University rent strike protesters may be forced to abandon Arts Tower occupation

Written by Sophie Henderson

University of Sheffield students who have been occupying the Arts Tower as part of the rent strike may be forced to leave after an Interim Possession Order (IPO) hearing this Friday.

The occupiers have remained inside the building since 23 April and said they received notice of the order made by the University, which can be made against trespassers, on 30 April.

It would be a criminal offence if the students failed to leave the Arts Tower within 24 hours of the IPO being served, for which they could be arrested and charged by police.

In a statement published on Twitter, the group said: “This heavy handed legal attempt by a University to evict their own students from their own University building is unprecedented amongst the wave of Rent Strike occupations of 2020/21.

“This represents an institutional stifling of freedom of speech on behalf of the University, emblematic of wider restrictions on the rights to protest.”

They also said that Students’ Union (SU) Officers had privately indicated their support for the occupation, despite SU President Beth Eyre releasing a statement on 23 April which condemned it.

“They [SU Officers] have been intimidated into silence by the Vice-Chancellor, who has previously refused to engage with Officers if they act against his wishes,” the group said.

In the statement, the students said they were disappointed at Eyre’s response, calling her statement “unwittingly incendiary.”

Of the occupation, Eyre said in the statement that it is unnecessary to detriment the studies of their fellow students and that she is in discussion with the rent strike and the University about how to bring the occupation to an end.
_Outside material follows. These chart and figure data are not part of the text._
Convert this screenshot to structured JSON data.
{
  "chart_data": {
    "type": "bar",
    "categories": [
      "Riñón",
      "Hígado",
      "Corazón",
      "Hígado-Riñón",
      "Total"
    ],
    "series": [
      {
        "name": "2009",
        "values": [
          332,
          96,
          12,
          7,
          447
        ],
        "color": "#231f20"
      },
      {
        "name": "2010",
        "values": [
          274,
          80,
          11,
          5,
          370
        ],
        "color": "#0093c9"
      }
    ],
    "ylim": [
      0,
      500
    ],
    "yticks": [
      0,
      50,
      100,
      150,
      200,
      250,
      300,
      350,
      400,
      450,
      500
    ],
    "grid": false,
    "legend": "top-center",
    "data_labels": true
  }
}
Ms Eyre told Sheffield Wire: “I represent almost 30,000 students and have to balance the needs and interests of them all – that includes recognising the right to peacefully protest for grassroots student organisations, as well as the students who will have experienced disruption as a result of their occupation. As well, I completely understand the frustrations of students at the situation they’re facing, having been a student during the pandemic myself.

“As a result, in my role this year I’ve already secured about £4million in rent for students in halls, release contracts for those who do not want to return to halls in May and an extra £3million in a Covid support fund for all students to apply for from the university. I have been helpful and cooperative with the rent strikers since we met last year and have facilitated discussions at all opportunities.

She added: “I want to reiterate my support for students’ right to peaceful protest. At this point in time, I strongly believe that all of the higher education sector should be uniting in the fight against the government, who have disgracefully forgotten students at every turn during the pandemic.”

The rent strikers said they will continue to commit to the rent strike and their demands which are securing a 30% rent rebate and no-penalty release clauses for all students in University-owned accommodation, as well as adequate support for students who are self-isolating.

The University of Sheffield students coordinated their occupation with Sheffield Hallam rent strikers, who are occupying the Cantor building on Arundel Street. Students at the Universities of Manchester and Nottingham are also occupying campus buildings.

Larissa Kennedy, President of the National Union of Students (NUS), said: “We extend full solidarity to all students who are facing extreme challenges after being forced to occupy campus buildings, and having been exploited for fees and rent throughout this pandemic. Students deserve better than such hostility from their own institutions and threats of academic sanctions for simply taking action to counter the government’s abysmal treatment of students over the past year.

“Whilst we wholeheartedly support their resistance, students shouldn’t need to fight to be able to afford to be in education on a campus by campus basis. We need the Government to step up and provide a financial support package that includes direct payments to students, a reinstatement of maintenance grants, action on student housing and movement towards fully-funded education.”

Students have been occupying the Arts Tower since 23 April

A spokesperson for the University of Sheffield said: “The University of Sheffield supports the ability of students to express their views peacefully within the law. However the University does not condone occupation of a building which causes disruption for other students and we would ask those in occupation to leave.

“We understand this has been an incredibly difficult year for students and throughout the pandemic we have been working hard to support them in the best possible way.

“As part of this continued support, the University has not charged rent to students who are unable to make use of their University owned or managed accommodation due to the government’s restrictions and has established a £3 million COVID Support Fund for those facing financial difficulties.

“While the University cannot control the decisions of private landlords, we are continuing to work closely with the Students’ Union to ensure we are providing students with the most effective and appropriate support.”